Hi Shailesh, I didn't see any gpu device from sycl-ls in your log. Could you please check your oneapi installation and remember to source /opt/intel/oneapi/setvars.sh?

spandey2@IMU-NEX-EMR1-SUT:~/LLM_SceneScape_ChatBot$ sycl-ls
[opencl:acc:0] Intel(R) FPGA Emulation Platform for OpenCL(TM), Intel(R) FPGA Emulation Device OpenCL 1.2 [2023.16.12.0.12_195853.xmain-hotfix]
[opencl:cpu:1] Intel(R) OpenCL, INTEL(R) XEON(R) PLATINUM 8580 OpenCL 3.0 (Build 0) [2023.16.12.0.12_195853.xmain-hotfix]
shailesh837 commented 4 months ago

Issue was libllama_bigdl_core.so was missing in /usr/lib folder, But there are 2 important issues we are seeing : a) why we need to create Modelfile with below parameters: FROM llama2:latest PARAMETER num_gpu 999 PARAMETER temperature 0 PARAMETER num_ctx 4096 PARAMETER use_mmap false As older version of ollama was working without modelfile and we don't need to set it to GPU, it was running all layers to GPU.

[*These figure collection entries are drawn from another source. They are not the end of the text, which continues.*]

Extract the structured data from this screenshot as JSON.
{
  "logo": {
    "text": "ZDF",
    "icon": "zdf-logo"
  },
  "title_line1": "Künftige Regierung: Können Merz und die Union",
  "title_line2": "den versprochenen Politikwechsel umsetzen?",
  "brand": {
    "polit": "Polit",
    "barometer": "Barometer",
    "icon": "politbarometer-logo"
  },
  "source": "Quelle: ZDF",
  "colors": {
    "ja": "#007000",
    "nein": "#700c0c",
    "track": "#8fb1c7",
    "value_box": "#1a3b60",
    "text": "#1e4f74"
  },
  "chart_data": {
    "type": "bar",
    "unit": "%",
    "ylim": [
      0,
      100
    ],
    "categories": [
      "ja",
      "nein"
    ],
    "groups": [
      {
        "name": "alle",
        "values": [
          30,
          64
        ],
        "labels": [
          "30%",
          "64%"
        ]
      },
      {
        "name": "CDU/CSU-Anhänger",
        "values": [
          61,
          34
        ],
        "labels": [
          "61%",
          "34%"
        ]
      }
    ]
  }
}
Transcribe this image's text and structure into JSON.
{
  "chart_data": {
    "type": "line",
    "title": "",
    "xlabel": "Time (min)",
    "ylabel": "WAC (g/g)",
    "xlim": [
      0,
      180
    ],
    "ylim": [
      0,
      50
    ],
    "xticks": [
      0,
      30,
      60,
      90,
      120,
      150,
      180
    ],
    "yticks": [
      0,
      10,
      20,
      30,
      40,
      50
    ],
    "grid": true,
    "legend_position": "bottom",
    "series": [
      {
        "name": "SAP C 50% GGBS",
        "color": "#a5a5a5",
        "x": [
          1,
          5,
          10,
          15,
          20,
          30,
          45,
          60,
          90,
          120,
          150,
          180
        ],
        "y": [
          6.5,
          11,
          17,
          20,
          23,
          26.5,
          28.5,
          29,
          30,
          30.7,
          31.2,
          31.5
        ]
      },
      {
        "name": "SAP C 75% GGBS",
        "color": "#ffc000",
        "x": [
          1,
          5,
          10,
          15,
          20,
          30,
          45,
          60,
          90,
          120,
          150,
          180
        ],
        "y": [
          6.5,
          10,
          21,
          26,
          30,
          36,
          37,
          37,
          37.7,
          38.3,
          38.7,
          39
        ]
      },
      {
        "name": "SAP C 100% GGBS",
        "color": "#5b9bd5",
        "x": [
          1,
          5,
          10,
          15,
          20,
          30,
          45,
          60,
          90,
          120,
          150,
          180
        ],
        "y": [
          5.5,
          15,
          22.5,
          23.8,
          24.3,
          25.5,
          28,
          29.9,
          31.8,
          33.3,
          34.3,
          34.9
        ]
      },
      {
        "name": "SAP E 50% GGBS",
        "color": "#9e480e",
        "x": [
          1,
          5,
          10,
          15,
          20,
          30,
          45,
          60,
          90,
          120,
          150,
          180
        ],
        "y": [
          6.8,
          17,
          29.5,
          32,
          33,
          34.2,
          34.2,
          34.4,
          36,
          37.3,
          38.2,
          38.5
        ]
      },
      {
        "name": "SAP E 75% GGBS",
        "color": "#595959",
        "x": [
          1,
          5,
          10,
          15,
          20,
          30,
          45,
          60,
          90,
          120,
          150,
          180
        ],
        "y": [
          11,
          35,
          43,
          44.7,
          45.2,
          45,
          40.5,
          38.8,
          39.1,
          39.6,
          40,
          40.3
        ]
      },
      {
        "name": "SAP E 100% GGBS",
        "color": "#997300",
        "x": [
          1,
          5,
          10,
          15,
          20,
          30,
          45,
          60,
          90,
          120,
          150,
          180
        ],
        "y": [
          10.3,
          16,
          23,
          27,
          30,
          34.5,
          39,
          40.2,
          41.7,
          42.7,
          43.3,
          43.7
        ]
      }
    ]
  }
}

b) The Loading of model by ollama serve takes 50 seconds and response takes 20 seconds ? why Make model and same ollama serve on Arc GPU 770 [16 GB GPU memory , same as Flex 170] does loading in 10 seconds or less and response is 1-2 seconds

sgwhat commented 4 months ago

Hi @shailesh837,

  1. You may switch to our latest release version of Ollama by using the command pip install --pre --upgrade ipex-llm[cpp]. In this version, libllama_bigdl_core.so is no longer required.
  2. In the latest version of Ollama, it is not necessary to set PARAMETER num_gpu 999 in the Model file. The usage remains the same as in the previous versions.
  3. Please ensure that Ollama is running on a GPU device. We will investigate the causes of the reduced performance on Flex170.